Eric Bouffet, Jeffrey C. Allen, James M. Boyett, Allen Yates, Floyd Gilles, Peter C. Burger, Richard L. Davis, Laurence E. Becker, Ian F. Pollack, and Jonathan L. Finlay


The impact of central pathology review on outcome has been described in pediatric patients with high-grade glioma (HGG). The objective of this report was to analyze the impact of the central pathology review on outcome in the subgroup of patients with institutional diagnosis of HGG of the spinal cord enrolled in the Children's Cancer Group 945 cooperative study.


Five neuropathologists centrally reviewed the pathology of the 18 patients with HGG of the spinal cord who were enrolled in the study. These reviews were independent, and reviewers were blinded to clinical history and outcomes. A consensus diagnosis was established for each patient, based on the outcome of the review.


Of 18 patients, only 10 were confirmed to have HGG on central review. At a median follow-up of 12 years, event-free and overall survival for all 18 patients was 43.2% ± 13.3% and 50% ± 13.4%, respectively.
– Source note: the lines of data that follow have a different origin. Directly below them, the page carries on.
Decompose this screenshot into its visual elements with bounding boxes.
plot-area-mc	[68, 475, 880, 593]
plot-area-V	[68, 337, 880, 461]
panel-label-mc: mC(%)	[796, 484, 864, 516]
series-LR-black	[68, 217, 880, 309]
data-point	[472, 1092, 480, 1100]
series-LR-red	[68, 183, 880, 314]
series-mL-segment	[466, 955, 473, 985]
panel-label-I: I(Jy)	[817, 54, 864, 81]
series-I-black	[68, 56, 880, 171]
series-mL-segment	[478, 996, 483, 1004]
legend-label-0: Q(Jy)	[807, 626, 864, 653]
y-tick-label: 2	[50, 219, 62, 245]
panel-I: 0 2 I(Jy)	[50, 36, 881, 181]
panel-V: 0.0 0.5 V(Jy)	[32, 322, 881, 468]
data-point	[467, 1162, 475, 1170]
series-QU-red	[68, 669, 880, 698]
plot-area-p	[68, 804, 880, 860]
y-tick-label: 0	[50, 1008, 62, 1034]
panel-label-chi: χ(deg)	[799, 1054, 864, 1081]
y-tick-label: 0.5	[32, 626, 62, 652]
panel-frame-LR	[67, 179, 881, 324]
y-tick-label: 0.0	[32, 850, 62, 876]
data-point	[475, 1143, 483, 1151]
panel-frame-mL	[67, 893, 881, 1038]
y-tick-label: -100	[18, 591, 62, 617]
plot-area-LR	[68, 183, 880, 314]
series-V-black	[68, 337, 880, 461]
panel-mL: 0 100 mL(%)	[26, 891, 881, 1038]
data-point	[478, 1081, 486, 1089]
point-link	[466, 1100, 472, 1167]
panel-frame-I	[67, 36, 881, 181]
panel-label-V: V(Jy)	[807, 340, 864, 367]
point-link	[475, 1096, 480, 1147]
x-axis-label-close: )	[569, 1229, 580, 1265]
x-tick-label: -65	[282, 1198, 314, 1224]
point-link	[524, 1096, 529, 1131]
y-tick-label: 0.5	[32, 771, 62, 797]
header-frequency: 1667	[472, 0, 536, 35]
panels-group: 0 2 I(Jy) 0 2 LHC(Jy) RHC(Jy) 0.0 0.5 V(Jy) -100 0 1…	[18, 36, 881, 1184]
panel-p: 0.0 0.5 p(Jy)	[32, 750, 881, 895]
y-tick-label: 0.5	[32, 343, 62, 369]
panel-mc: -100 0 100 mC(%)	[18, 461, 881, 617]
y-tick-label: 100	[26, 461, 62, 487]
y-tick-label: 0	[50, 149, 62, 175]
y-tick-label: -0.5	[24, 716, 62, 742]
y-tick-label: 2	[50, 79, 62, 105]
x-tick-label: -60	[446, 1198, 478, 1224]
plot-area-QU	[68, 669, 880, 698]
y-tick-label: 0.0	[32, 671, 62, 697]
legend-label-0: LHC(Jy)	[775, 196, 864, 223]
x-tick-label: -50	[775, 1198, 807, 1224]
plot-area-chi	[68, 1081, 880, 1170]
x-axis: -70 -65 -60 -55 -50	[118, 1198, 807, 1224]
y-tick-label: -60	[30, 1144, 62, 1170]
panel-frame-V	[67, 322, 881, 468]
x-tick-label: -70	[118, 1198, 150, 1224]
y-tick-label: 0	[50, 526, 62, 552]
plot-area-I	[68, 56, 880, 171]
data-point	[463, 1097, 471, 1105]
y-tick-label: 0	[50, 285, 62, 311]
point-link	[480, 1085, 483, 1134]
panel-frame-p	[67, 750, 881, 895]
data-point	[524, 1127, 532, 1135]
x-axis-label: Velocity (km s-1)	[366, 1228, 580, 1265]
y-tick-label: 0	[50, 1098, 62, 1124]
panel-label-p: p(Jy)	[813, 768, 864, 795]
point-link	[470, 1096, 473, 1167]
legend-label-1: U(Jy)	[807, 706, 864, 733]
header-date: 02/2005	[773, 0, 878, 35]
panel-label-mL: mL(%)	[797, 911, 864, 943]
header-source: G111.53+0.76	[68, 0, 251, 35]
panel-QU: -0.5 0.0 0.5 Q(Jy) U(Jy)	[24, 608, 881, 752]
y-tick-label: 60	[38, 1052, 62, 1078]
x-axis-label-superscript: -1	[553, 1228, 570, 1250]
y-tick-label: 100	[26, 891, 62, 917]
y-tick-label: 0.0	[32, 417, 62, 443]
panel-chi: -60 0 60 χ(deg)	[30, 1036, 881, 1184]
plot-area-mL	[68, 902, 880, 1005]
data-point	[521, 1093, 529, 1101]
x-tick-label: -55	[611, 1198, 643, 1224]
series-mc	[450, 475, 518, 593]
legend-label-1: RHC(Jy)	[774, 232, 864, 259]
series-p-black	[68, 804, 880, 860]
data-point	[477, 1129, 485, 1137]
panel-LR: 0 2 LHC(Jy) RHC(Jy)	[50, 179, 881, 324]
After central review, 10-year event-free and overall survival for confirmed HGGs and discordant diagnoses was 30% ± 12.5% versus 58.3% ± 18.8% (p = 0.108) and 30% ± 12.5% versus 75% ± 14.2% (p = 0.0757), respectively.


The level of discordant diagnoses in children and adolescents with institutional diagnosis of HGG of the spinal cord was 44% in this experience. However, there was no significant difference in outcome between patients with confirmed and discordant diagnosis. This group of tumor deserves a specific attention in future trials.